Operation of monetary policy

Quarterly Bulletin 1989 Q1
Published on 01 March 1989

This article covers the three months from October to December 1988.

Following the series of interest rate increases between June and August, monetary conditions were tightened further late in November, when the emerging indicators showed domestic demand stronger than had been expected when interest rates had last been raised. Since November there have been indications of a slowdown in domestic demand, though they are still not conclusive.

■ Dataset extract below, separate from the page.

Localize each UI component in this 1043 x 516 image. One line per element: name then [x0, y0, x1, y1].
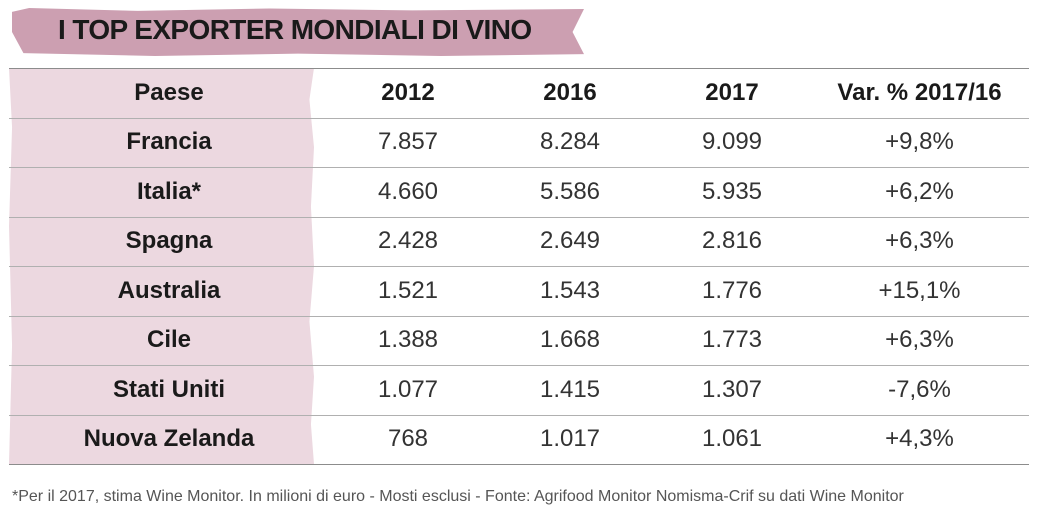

There were signs in the early autumn that mortgage lending had begun to slow down and retail sales to flatten out. However, these tentative indications of moderation in domestic demand were not corroborated by any other evidence; and the indicators for October-a sharp increase in retail sales, continuing inflationary pressures and a record current account deficit-showed that domestic demand was stronger than had been expected. In response, interest rates were increased by one percentage point on 25 November, with banks' base rates rising to 13%. Market sentiment had shifted towards the end of October to an expectation that interest rates might need to rise from 12% at some stage, but the indicators which were published in November and the move to 13% immediately after the announcement of the October current account deficit surprised the markets. Market nervousness in the aftermath of the increase in interest rates soon gave way to optimism that the next move would be downwards, albeit not until well into 1989, and this was reflected in the level and slope of the money-market yield curve in the second half of December. Sterling was generally firm during the period and ended the quarter 2. 5% up in effective terms.